Paradoxalement, les États d’Arabie ne font pas partie de la liste ci-dessus quoiqu’ils soient gouvernés par des despotes, des seigneurs des tribus et des cheikhs autoproclamés ombres d’Allah sur terre, sans constitution, sans alternance, sans délégation de leurs peuples. Ces États (principalement le Qatar et l’Arabie Saoudite) qui se placent en pourfendeurs des autres dictatures et interviennent militairement et financièrement pour déstabiliser ces pays, sans balayer devant leur porte et sans modifier leurs propres institutions archaïques. La politique de l’Occident du « deux poids, deux mesures » risque de se retourner contre lui comme un boomerang. Il est vrai que c’est là que se trouvent argent et pétrole … 

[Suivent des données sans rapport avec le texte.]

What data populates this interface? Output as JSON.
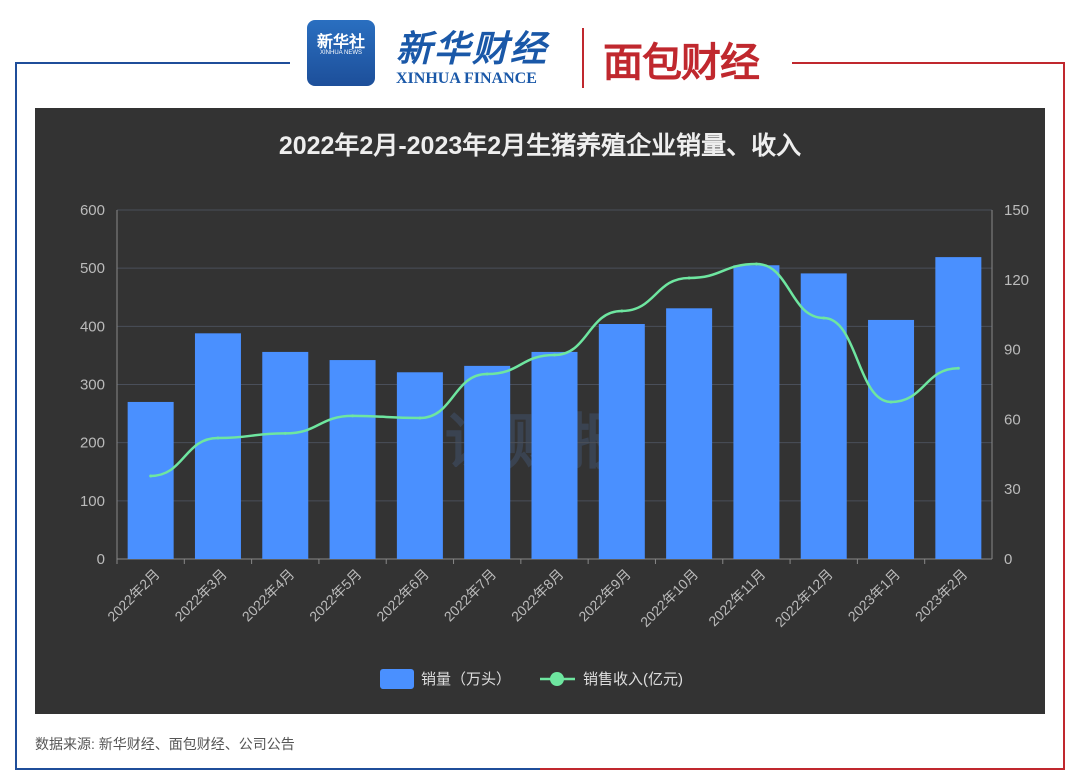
{
  "header": {
    "logo_xinhua": "新华社",
    "logo_xinhua_sub": "XINHUA NEWS",
    "logo_finance": "新华财经",
    "logo_finance_sub": "XINHUA FINANCE",
    "logo_mianbao": "面包财经"
  },
  "watermark": "读财报",
  "source": "数据来源: 新华财经、面包财经、公司公告",
  "colors": {
    "panel": "#333333",
    "bar": "#4a90ff",
    "line": "#6ee6a0",
    "frame_left": "#1f4e9a",
    "frame_right": "#c0282e"
  },
  "chart_data": {
    "type": "bar+line",
    "title": "2022年2月-2023年2月生猪养殖企业销量、收入",
    "categories": [
      "2022年2月",
      "2022年3月",
      "2022年4月",
      "2022年5月",
      "2022年6月",
      "2022年7月",
      "2022年8月",
      "2022年9月",
      "2022年10月",
      "2022年11月",
      "2022年12月",
      "2023年1月",
      "2023年2月"
    ],
    "series": [
      {
        "name": "销量（万头）",
        "type": "bar",
        "axis": "left",
        "values": [
          270,
          388,
          356,
          342,
          321,
          332,
          356,
          404,
          431,
          505,
          491,
          411,
          519
        ]
      },
      {
        "name": "销售收入(亿元)",
        "type": "line",
        "axis": "right",
        "values": [
          35.7,
          52,
          54,
          61.5,
          60.6,
          79.5,
          87.7,
          106.6,
          120.8,
          126.8,
          103.6,
          67.5,
          82
        ]
      }
    ],
    "left_axis": {
      "ylim": [
        0,
        600
      ],
      "ticks": [
        "0",
        "100",
        "200",
        "300",
        "400",
        "500",
        "600"
      ]
    },
    "right_axis": {
      "ylim": [
        0,
        150
      ],
      "ticks": [
        "0",
        "30",
        "60",
        "90",
        "120",
        "150"
      ]
    },
    "legend_position": "bottom-center",
    "grid": true
  }
}
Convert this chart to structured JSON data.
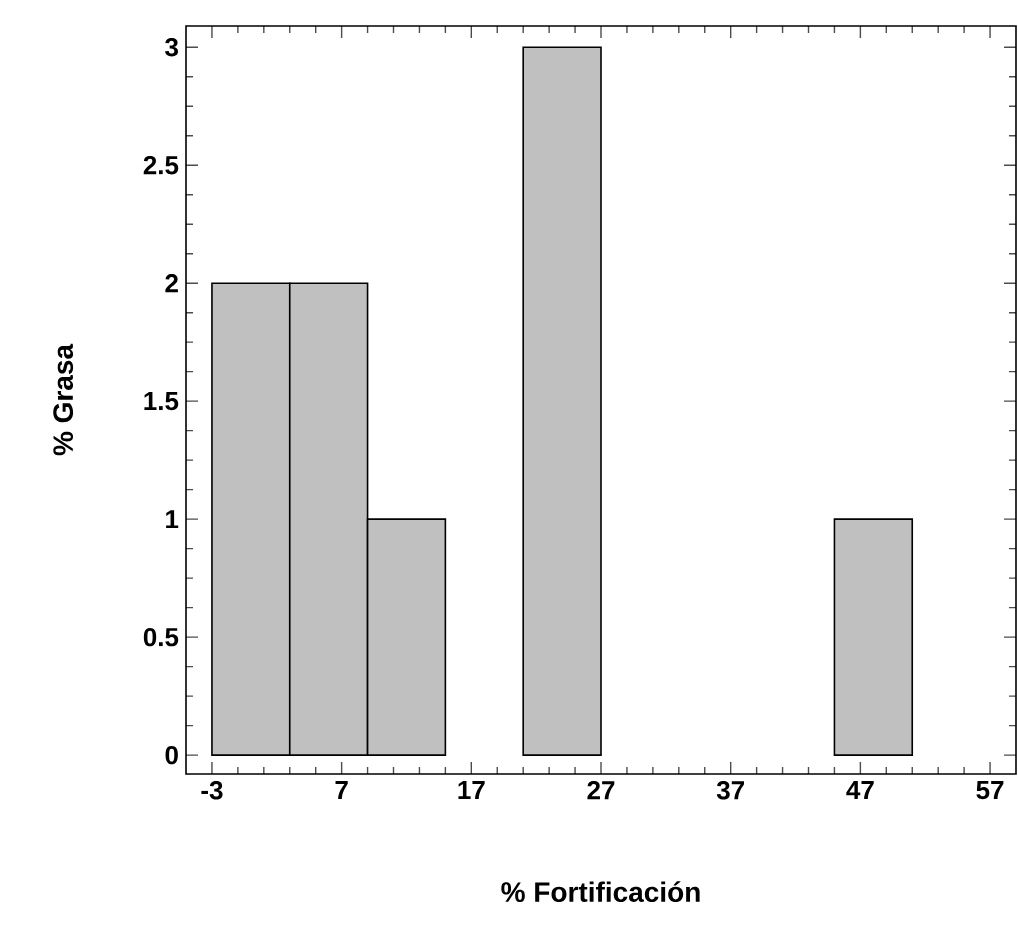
{
  "chart_data": {
    "type": "histogram",
    "xlabel": "% Fortificación",
    "ylabel": "% Grasa",
    "bins": [
      -3,
      3,
      9,
      15,
      21,
      27,
      33,
      39,
      45,
      51,
      57
    ],
    "values": [
      2,
      2,
      1,
      0,
      3,
      0,
      0,
      0,
      1,
      0
    ],
    "color": "#c0c0c0",
    "xlim": [
      -5,
      59
    ],
    "ylim": [
      -0.08,
      3.09
    ],
    "xticks": [
      -3,
      7,
      17,
      27,
      37,
      47,
      57
    ],
    "yticks": [
      0,
      0.5,
      1,
      1.5,
      2,
      2.5,
      3
    ],
    "grid": false
  }
}
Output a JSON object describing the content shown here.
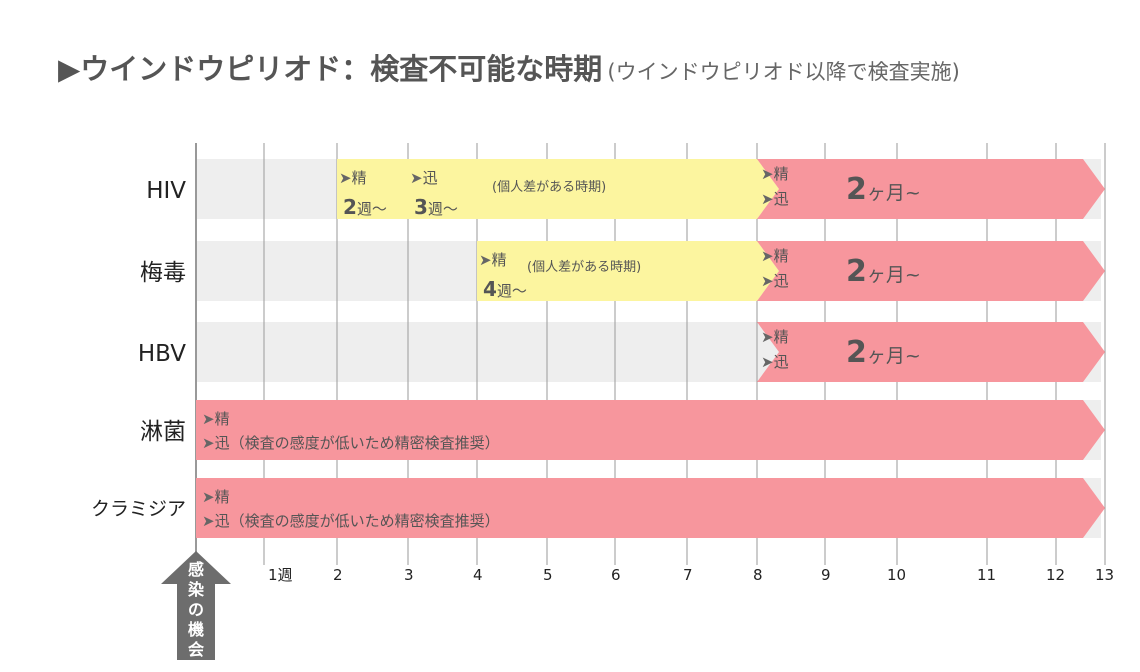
{
  "title": {
    "main": "▶ウインドウピリオド：検査不可能な時期",
    "sub": "(ウインドウピリオド以降で検査実施)"
  },
  "colors": {
    "pending": "#fcf59f",
    "testable": "#f7969d",
    "track": "#eeeeee",
    "grid": "#999999",
    "text": "#555555",
    "arrow": "#666666"
  },
  "chart_data": {
    "type": "timeline",
    "x_ticks": [
      {
        "value": 0,
        "label": ""
      },
      {
        "value": 1,
        "label": "1週"
      },
      {
        "value": 2,
        "label": "2"
      },
      {
        "value": 3,
        "label": "3"
      },
      {
        "value": 4,
        "label": "4"
      },
      {
        "value": 5,
        "label": "5"
      },
      {
        "value": 6,
        "label": "6"
      },
      {
        "value": 7,
        "label": "7"
      },
      {
        "value": 8,
        "label": "8"
      },
      {
        "value": 9,
        "label": "9"
      },
      {
        "value": 10,
        "label": "10"
      },
      {
        "value": 11,
        "label": "11"
      },
      {
        "value": 12,
        "label": "12"
      },
      {
        "value": 13,
        "label": "13"
      }
    ],
    "xlim": [
      0,
      13
    ],
    "origin_label": "感染の機会",
    "rows": [
      {
        "name": "HIV",
        "window": {
          "start": 2,
          "end": 8,
          "note": "(個人差がある時期)"
        },
        "window_markers": [
          {
            "at": 2,
            "test": "精",
            "value": "2",
            "unit": "週〜"
          },
          {
            "at": 3,
            "test": "迅",
            "value": "3",
            "unit": "週〜"
          }
        ],
        "testable": {
          "start": 8,
          "end": 13,
          "tests": [
            "精",
            "迅"
          ],
          "value": "2",
          "unit": "ヶ月~"
        }
      },
      {
        "name": "梅毒",
        "window": {
          "start": 4,
          "end": 8,
          "note": "(個人差がある時期)"
        },
        "window_markers": [
          {
            "at": 4,
            "test": "精",
            "value": "4",
            "unit": "週〜"
          }
        ],
        "testable": {
          "start": 8,
          "end": 13,
          "tests": [
            "精",
            "迅"
          ],
          "value": "2",
          "unit": "ヶ月~"
        }
      },
      {
        "name": "HBV",
        "testable": {
          "start": 8,
          "end": 13,
          "tests": [
            "精",
            "迅"
          ],
          "value": "2",
          "unit": "ヶ月~"
        }
      },
      {
        "name": "淋菌",
        "testable": {
          "start": 0,
          "end": 13,
          "lines": [
            "精",
            "迅（検査の感度が低いため精密検査推奨）"
          ]
        }
      },
      {
        "name": "クラミジア",
        "testable": {
          "start": 0,
          "end": 13,
          "lines": [
            "精",
            "迅（検査の感度が低いため精密検査推奨）"
          ]
        }
      }
    ]
  }
}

« Ah ! charia, charia, charia … », Charlie hebdo vient d’avoir un avant-goût brûlant de ce qui nous pend tous au nez… 

Bernard Dick 

(1) La charia est un ensemble universel de devoirs religieux, la totalité des commandements d’Allah, qui règlent la vie du musulman sous tous ses aspects, juridiques, sociaux, culturels etc.  …
(2) http://bernardlugan.blogspot.com/  (30/10/2011)
(3) Ghannoucchi Rached, chef du parti Ennahda. Il vécut 20 ans en exil en Angleterre. Il a soutenu le FIS algérien, mouvement terroriste qui fit 60.000 à 150.000 morts au début des années 1990.